As we mentioned, Galileo discovered that the Milky Way is made of dim stars, but what about its shape? How can you tell the shape of something if you're inside it? In the late 1700s, astronomer Sir William Herschel addressed this question. Herschel reasoned that if the Milky Way was a sphere, we should see numerous stars in all directions. So, he and his sister Caroline counted the stars in more than 600 areas of the sky. They found that there were more stars in the directions of the band of the Milky Way than above and below. Herschel concluded that the Milky Way was a disk-shaped structure. And because he found about the same numbers of stars in all directions along the disk, he concluded that the sun was near the center of the disk.

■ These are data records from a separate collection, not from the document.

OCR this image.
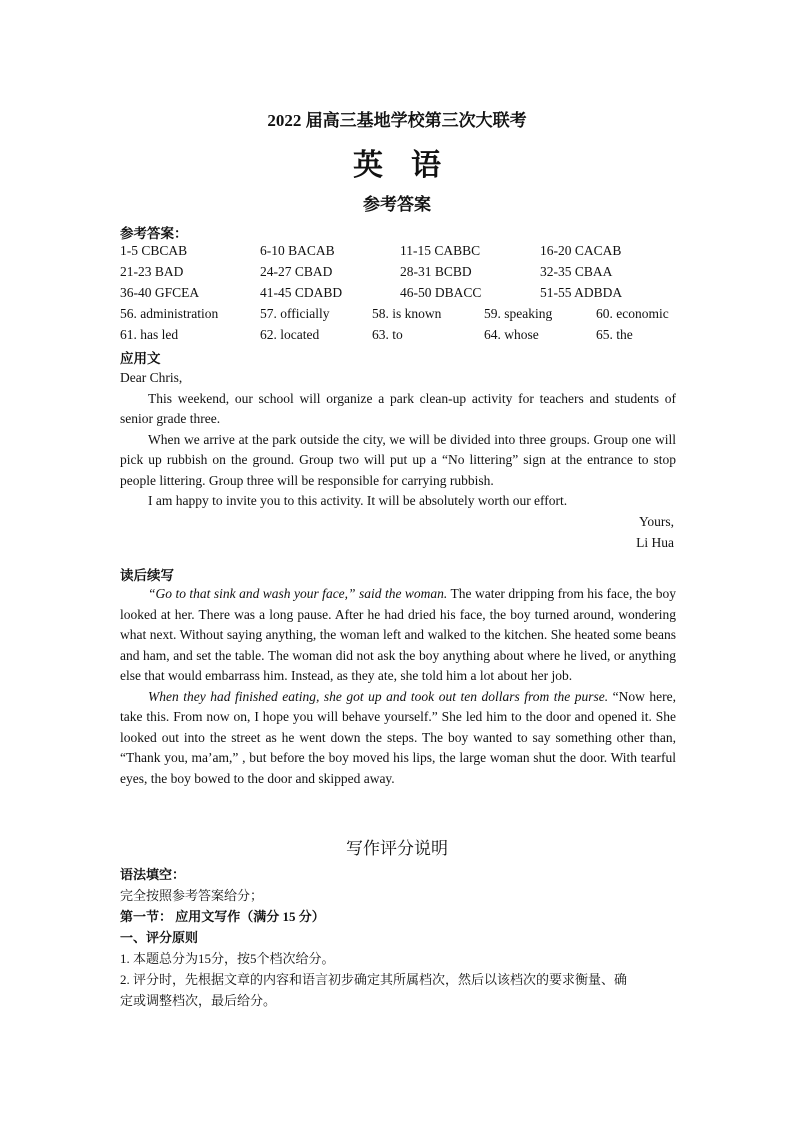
2022 届高三基地学校第三次大联考
英语
参考答案
参考答案：
1-5 CBCAB	6-10 BACAB	11-15 CABBC	16-20 CACAB
21-23 BAD	24-27 CBAD	28-31 BCBD	32-35 CBAA
36-40 GFCEA	41-45 CDABD	46-50 DBACC	51-55 ADBDA
56. administration	57. officially	58. is known	59. speaking	60. economic
61. has led	62. located	63. to	64. whose	65. the
应用文

Dear Chris,

This weekend, our school will organize a park clean-up activity for teachers and students of senior grade three.

When we arrive at the park outside the city, we will be divided into three groups. Group one will pick up rubbish on the ground. Group two will put up a “No littering” sign at the entrance to stop people littering. Group three will be responsible for carrying rubbish.

I am happy to invite you to this activity. It will be absolutely worth our effort.

Yours,
Li Hua
读后续写

“Go to that sink and wash your face,” said the woman. The water dripping from his face, the boy looked at her. There was a long pause. After he had dried his face, the boy turned around, wondering what next. Without saying anything, the woman left and walked to the kitchen. She heated some beans and ham, and set the table. The woman did not ask the boy anything about where he lived, or anything else that would embarrass him. Instead, as they ate, she told him a lot about her job.

When they had finished eating, she got up and took out ten dollars from the purse. “Now here, take this. From now on, I hope you will behave yourself.” She led him to the door and opened it. She looked out into the street as he went down the steps. The boy wanted to say something other than, “Thank you, ma’am,” , but before the boy moved his lips, the large woman shut the door. With tearful eyes, the boy bowed to the door and skipped away.

写作评分说明
语法填空：
完全按照参考答案给分；
第一节： 应用文写作（满分 15 分）
一、评分原则
1. 本题总分为15分，按5个档次给分。
2. 评分时，先根据文章的内容和语言初步确定其所属档次，然后以该档次的要求衡量、确
定或调整档次，最后给分。
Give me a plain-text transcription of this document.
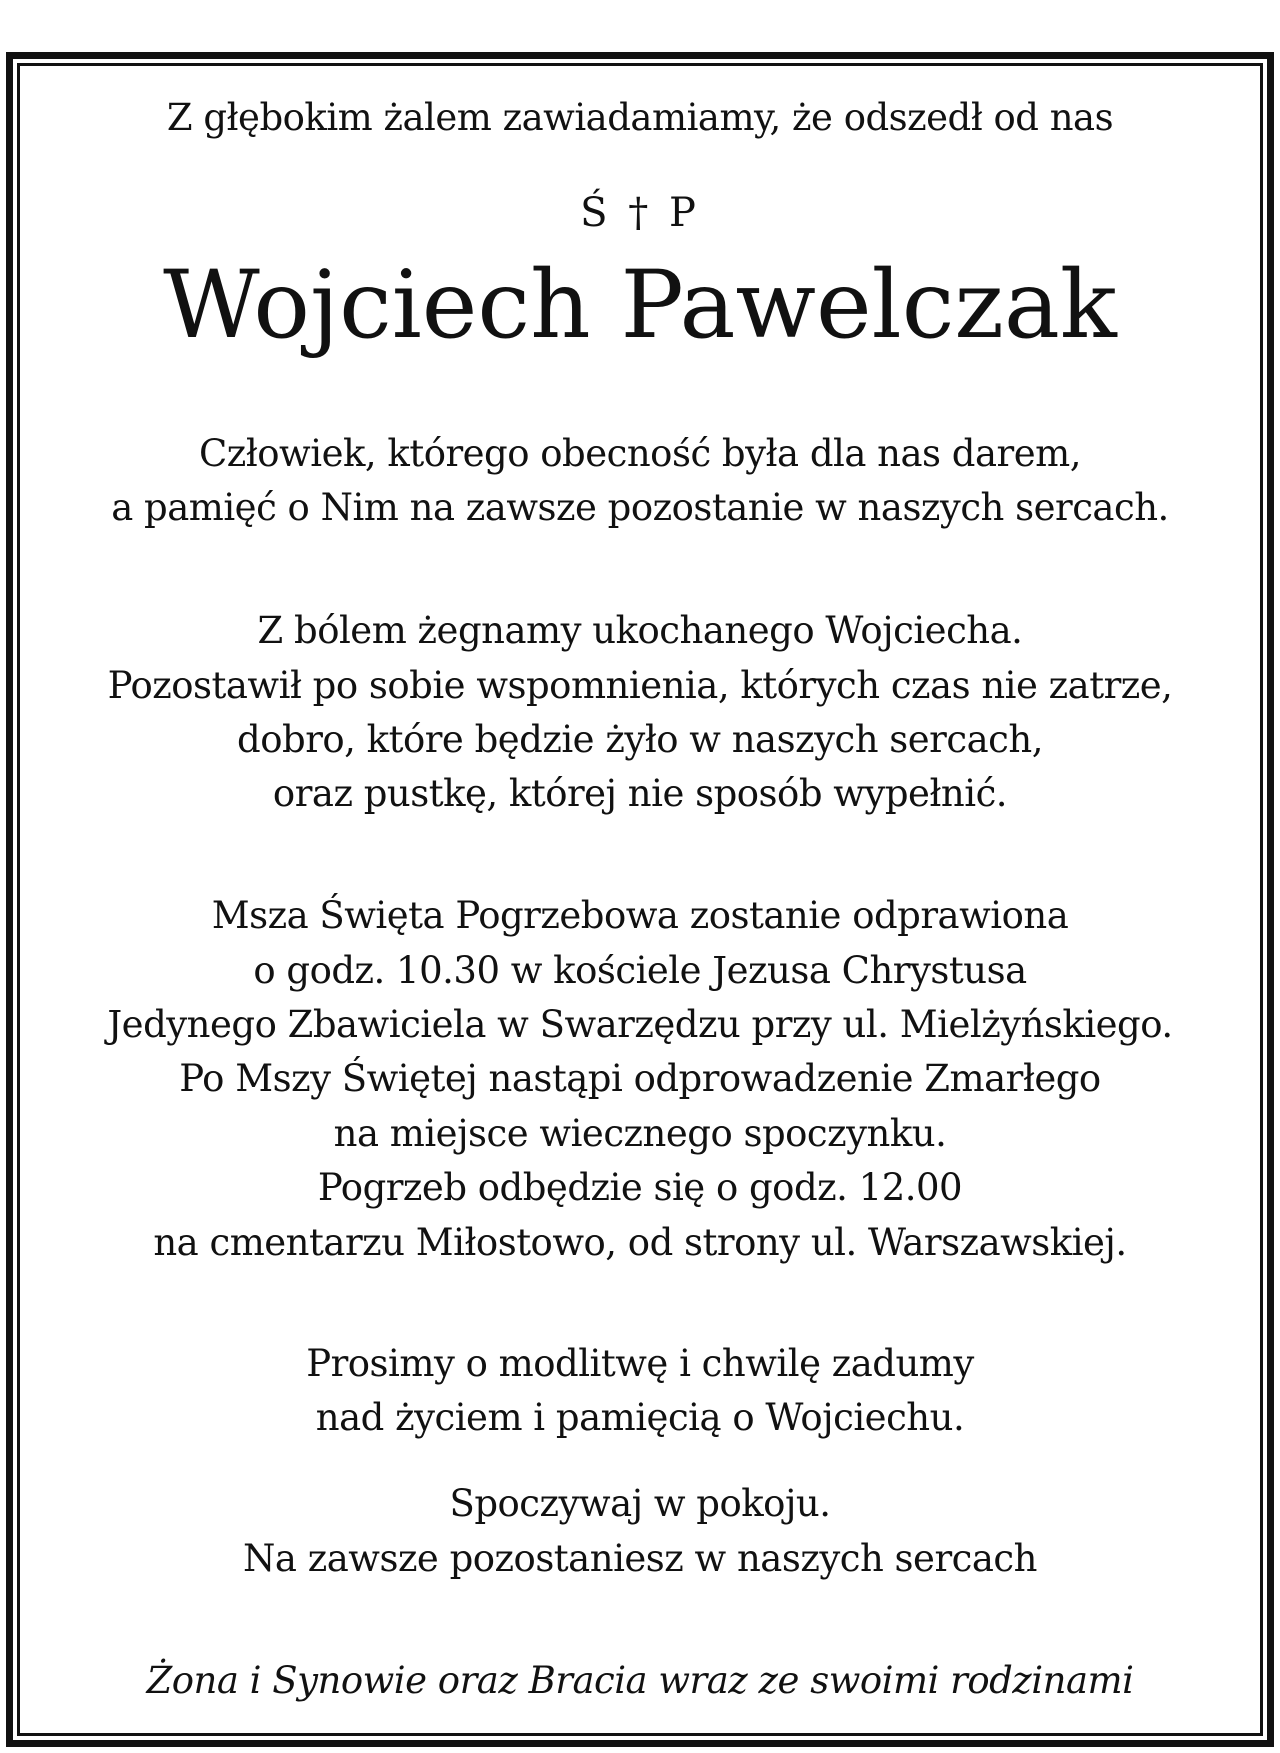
Z głębokim żalem zawiadamiamy, że odszedł od nas
Ś † P
Wojciech Pawelczak
Człowiek, którego obecność była dla nas darem,
a pamięć o Nim na zawsze pozostanie w naszych sercach.
Z bólem żegnamy ukochanego Wojciecha.
Pozostawił po sobie wspomnienia, których czas nie zatrze,
dobro, które będzie żyło w naszych sercach,
oraz pustkę, której nie sposób wypełnić.
Msza Święta Pogrzebowa zostanie odprawiona
o godz. 10.30 w kościele Jezusa Chrystusa
Jedynego Zbawiciela w Swarzędzu przy ul. Mielżyńskiego.
Po Mszy Świętej nastąpi odprowadzenie Zmarłego
na miejsce wiecznego spoczynku.
Pogrzeb odbędzie się o godz. 12.00
na cmentarzu Miłostowo, od strony ul. Warszawskiej.
Prosimy o modlitwę i chwilę zadumy
nad życiem i pamięcią o Wojciechu.
Spoczywaj w pokoju.
Na zawsze pozostaniesz w naszych sercach
Żona i Synowie oraz Bracia wraz ze swoimi rodzinami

Around 1920, a Dutch astronomer named Jacobus Kapetyn measured the apparent distances to nearby and remote stars using the technique of parallax. Because parallax involved measuring the motions of stars, he compared the motions of distant stars with nearby ones. He concluded that the Milky Way was a disc approximately 20 kiloparsecs, or 65,000 light years, in diameter (one kiloparsec = 3,260 light years). Kapetyn also concluded that the sun was at or near the center of the Milky Way.
But future astronomers would question these ideas, and advanced technology would help them dispute the theories and come up with more accurate measurements.